Hurling over jumps, running through tunnels, dodging weave poles, negotiating see-saws - do these sound like things your dog might enjoy? Then your pet might love dog agility training. Inspired by equestrian events, agility training for dogs started in the late 1970's in Great Britain. It's a great sport for both dogs and their owners as the team up to negotiate a course of obstacles and is a true test of your dogs training as he will have to listen to commands in order to run the course.
If you want to start your dog in agility training he must be at least 9 months old to be assured that his growth plates have closed and in order to prevent injury. Your pet with start with dog agility training and must be able to clear the jump heights of his assigned division before he can compete. He'll first be put in the 'starter' division; which is the division for dogs that do not hold agility titles. When he makes it through a round here he earns his 'starter' title and is now qualified to compete at the advanced agility level.

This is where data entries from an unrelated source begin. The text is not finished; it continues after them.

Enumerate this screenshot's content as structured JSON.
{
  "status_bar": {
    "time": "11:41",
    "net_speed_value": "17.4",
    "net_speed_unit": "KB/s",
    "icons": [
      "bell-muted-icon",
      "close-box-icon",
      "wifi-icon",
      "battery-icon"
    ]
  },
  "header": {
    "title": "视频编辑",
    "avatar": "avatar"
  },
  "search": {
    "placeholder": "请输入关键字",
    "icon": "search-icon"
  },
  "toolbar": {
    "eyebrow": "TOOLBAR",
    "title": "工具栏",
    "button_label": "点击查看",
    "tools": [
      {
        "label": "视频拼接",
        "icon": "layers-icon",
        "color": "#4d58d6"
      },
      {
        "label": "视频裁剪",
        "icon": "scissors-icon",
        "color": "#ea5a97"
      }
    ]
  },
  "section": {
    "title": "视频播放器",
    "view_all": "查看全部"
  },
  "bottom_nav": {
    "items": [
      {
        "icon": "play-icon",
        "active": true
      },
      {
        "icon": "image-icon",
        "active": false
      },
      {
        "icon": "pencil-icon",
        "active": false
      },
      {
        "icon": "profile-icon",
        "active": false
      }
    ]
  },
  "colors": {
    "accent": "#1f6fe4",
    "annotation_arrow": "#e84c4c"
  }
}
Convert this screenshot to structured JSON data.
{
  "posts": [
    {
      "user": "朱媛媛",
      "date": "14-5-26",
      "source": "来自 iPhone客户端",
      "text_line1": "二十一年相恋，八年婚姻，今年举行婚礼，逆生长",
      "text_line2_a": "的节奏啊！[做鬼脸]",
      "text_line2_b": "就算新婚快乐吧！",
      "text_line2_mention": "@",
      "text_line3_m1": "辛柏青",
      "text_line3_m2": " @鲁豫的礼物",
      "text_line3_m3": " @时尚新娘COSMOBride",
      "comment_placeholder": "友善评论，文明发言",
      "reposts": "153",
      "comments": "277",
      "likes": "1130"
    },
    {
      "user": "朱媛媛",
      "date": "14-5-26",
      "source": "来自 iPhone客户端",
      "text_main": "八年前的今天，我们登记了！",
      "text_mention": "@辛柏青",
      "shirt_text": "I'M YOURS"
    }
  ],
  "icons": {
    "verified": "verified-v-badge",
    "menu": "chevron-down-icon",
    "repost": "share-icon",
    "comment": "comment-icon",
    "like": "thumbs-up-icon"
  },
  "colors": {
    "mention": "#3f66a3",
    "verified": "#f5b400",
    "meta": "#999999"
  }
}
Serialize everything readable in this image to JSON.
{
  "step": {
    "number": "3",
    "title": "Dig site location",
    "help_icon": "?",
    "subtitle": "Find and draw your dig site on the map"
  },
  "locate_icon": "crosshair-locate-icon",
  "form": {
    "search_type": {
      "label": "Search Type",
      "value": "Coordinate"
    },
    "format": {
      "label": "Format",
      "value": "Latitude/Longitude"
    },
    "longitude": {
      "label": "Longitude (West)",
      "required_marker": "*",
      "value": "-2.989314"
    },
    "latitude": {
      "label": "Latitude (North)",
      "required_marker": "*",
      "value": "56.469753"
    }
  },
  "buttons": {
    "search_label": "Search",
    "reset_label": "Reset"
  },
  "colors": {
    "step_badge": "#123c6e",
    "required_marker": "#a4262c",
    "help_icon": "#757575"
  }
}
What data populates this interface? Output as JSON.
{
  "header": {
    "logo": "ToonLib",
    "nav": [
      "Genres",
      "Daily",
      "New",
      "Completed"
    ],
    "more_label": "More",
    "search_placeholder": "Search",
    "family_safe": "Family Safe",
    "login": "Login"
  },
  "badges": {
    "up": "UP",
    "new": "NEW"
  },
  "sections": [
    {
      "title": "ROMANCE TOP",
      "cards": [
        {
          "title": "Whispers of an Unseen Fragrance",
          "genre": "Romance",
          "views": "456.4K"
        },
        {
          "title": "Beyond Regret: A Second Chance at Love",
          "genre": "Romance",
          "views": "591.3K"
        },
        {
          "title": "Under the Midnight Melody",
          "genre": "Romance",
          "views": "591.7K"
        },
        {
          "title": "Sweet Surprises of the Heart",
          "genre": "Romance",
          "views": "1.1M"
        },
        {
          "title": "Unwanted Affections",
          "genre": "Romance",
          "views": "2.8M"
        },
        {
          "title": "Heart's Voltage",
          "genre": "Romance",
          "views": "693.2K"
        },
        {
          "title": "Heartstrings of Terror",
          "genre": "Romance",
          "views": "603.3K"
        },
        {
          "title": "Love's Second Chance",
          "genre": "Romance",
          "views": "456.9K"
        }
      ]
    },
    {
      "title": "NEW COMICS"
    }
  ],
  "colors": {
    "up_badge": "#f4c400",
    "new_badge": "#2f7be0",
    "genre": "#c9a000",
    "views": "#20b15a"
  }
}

The next title your dog can earn is the "Advanced Title" which he can take when he clears three rounds as judged by 2 different judges. Once he gets his Advanced Title, he can compete in the masters classes. Earning a "Masters Title" is a bit more difficult and consists of a 6 part qualification process along with three successfully completed games courses. Although a fun sport for both you and your dog, dog agility training is also a serious competition that is well organized and has many guidelines and regulations. Dogs are placed in divisions based on their size.
The mini division consists of dogs between sixteen and twenty-one inches from the shoulder. These dogs have jump heights that are 12, 18 and 24 inches. The larger dogs that measure over twenty one inches at the shoulders are sorted into the open division where they will jump heights of 26, 28 and 30 inches. Dog agility training competition is a serious and well organized sport with many guidelines and regulations. The two divisions in the competition are based on the dog's size. A dog between sixteen and twenty-one inches from the shoulder is put in the mini division.
Not every dog can win the coveted "Master" title, but I don't think they really care because to them the fun is in the sport. Dog agility training is a great way for both man and beast to enjoy a little fun competition as well as each others company.
Lee Dobbins writes for Train The Dog where you can get great dog training tips for every breed.